The next stage of the walk from Hill End to Spaniard rocks saw an even greater reduction in the numbers of washed up starfish, and correspondingly greater concentrations of seashells in the strandlines, mostly empty shells of the bivalve Pharus legumen. The fine black detritus arranged itself in elaborate patterns mostly to do with the drainage of water back down the beach.
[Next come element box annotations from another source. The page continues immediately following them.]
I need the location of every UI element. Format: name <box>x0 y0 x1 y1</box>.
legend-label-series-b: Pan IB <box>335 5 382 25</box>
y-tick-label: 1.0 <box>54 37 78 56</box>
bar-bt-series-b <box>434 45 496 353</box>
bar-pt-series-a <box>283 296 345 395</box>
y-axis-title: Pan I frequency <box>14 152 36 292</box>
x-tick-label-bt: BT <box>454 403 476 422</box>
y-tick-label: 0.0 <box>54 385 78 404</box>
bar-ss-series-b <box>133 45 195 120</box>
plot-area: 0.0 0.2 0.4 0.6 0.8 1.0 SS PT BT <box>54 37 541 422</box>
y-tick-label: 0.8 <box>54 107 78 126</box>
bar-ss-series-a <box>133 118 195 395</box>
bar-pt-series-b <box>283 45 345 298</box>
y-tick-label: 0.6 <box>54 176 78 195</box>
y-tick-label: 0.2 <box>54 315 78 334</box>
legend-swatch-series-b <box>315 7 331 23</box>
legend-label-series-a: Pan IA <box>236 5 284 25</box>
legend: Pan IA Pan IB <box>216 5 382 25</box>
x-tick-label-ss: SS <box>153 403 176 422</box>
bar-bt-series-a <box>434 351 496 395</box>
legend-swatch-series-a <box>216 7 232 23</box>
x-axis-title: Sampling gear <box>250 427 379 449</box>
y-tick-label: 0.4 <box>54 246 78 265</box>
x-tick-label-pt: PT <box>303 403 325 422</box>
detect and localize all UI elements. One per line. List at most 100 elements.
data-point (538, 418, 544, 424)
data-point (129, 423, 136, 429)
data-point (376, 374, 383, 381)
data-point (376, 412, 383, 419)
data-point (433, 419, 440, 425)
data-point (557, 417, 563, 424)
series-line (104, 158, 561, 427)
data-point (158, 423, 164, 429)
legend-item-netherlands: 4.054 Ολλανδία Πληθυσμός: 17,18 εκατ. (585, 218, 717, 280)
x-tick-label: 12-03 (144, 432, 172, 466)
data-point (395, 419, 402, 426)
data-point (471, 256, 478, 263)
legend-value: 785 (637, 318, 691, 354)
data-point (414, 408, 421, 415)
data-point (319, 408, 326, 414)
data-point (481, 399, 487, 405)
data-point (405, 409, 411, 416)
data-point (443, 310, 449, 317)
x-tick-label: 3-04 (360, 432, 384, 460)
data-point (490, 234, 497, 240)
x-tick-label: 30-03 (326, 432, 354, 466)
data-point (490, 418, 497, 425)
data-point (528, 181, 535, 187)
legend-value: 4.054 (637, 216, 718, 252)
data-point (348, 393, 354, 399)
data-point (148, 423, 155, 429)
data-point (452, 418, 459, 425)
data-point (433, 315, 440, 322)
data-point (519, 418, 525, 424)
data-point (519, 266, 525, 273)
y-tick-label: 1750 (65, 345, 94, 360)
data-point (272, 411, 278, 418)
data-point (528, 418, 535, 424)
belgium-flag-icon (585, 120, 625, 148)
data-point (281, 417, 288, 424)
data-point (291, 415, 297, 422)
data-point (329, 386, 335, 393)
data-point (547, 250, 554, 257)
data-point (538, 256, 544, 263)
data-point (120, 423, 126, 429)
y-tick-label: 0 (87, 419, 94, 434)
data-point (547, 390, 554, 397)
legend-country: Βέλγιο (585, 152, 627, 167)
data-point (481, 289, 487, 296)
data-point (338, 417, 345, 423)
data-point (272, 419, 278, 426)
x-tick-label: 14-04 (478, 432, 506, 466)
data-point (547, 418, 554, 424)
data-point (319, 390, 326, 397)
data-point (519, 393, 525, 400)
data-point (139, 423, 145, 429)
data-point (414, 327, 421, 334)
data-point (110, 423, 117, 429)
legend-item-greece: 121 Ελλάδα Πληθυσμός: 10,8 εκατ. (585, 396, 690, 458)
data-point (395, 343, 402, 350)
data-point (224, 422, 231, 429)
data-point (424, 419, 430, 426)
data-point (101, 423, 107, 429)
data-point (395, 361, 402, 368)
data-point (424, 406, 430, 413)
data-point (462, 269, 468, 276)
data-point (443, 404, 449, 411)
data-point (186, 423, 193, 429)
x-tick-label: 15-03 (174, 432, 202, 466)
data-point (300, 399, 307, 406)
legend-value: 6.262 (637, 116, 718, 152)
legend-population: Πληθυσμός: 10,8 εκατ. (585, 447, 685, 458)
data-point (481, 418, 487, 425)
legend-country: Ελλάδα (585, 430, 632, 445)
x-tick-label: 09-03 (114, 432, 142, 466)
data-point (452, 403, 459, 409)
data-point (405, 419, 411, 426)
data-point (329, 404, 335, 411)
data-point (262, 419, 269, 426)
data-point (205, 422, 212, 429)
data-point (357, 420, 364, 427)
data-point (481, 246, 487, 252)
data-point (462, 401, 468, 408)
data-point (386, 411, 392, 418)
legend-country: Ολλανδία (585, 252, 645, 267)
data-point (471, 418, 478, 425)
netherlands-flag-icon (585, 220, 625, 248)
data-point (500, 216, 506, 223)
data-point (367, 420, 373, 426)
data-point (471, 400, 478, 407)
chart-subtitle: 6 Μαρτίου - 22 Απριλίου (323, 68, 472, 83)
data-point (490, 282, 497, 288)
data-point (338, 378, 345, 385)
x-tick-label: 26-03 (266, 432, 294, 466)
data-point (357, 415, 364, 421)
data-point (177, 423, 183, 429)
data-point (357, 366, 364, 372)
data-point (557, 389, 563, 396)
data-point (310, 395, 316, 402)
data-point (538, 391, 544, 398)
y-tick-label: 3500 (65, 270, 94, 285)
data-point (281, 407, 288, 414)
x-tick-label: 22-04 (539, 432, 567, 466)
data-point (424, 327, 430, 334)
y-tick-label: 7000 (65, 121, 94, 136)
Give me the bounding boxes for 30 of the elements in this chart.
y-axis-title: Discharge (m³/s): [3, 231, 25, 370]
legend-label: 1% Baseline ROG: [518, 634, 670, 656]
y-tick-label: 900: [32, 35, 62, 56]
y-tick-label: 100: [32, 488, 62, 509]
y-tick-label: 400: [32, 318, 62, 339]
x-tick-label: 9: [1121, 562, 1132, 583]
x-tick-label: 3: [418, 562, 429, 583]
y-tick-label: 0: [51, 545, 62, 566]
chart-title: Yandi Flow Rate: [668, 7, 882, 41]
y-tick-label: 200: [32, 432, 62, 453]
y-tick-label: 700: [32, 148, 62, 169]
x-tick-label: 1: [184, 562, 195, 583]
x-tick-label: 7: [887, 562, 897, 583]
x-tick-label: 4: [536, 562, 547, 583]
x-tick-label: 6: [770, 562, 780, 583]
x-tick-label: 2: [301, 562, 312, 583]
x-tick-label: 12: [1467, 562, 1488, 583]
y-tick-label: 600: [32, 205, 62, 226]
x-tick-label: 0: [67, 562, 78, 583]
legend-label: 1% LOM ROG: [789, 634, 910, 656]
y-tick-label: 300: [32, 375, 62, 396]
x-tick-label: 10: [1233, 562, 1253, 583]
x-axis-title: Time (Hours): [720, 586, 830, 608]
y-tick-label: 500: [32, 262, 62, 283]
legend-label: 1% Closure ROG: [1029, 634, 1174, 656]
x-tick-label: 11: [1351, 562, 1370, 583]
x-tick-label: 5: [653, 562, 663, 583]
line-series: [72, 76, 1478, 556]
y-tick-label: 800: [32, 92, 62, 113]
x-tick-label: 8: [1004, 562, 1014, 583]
The sample of the fine dark particles that I took at the time, turns out to have a very interesting composition now I have had a chance to examine it under magnification back home. There is a fair proportion of small dark decaying wood fragments but most of the black material is composed of minute shiny hard particles of coal (what you might call coal dust). The coal is not difficult to account for since coal mining and its export from nearby docks was a major industry in the past. There are many ways the coal could have been accidentally deposited in the sea. Together with the coal dust there are various seeds that I am not able to identify and, most surprisingly of all, what seem to be myriads of delicate fish bones. In fact, so many small threadlike rib bones that the dried sample seemed to have a fibrous texture. Amazing.
These intricate and delicate structures are vertebrae from a fish. They seem both complex and beautiful. They are an example of the interesting and amazing things you can find washed up on strandlines if you only take a closer look. These backbones were still articulated and joined to the head (illustrated in the picture below). I am not certain, yet, what type of fish this is but I am going to find out when I can access the right literature; both the bones and the scales can provide clues for identification.
It would have been very easy to overlook these fishy remains on the beach. An entire mono-filament nylon fishing net, complete with the catch of fish, was washed ashore and mostly buried in the sand. Only a small portion of the net was visible above the surface. On close inspection, dead fish heads and bones were entangled in the mesh and protruding from the sand – as you can see in the photographs below. Some of the skin and scales remained but the meat had been removed. In the sand around the nets and bones are small holes where small seashore creatures, like the sandhopper amphipods, have burrowed into the sediments and feasted on the fish.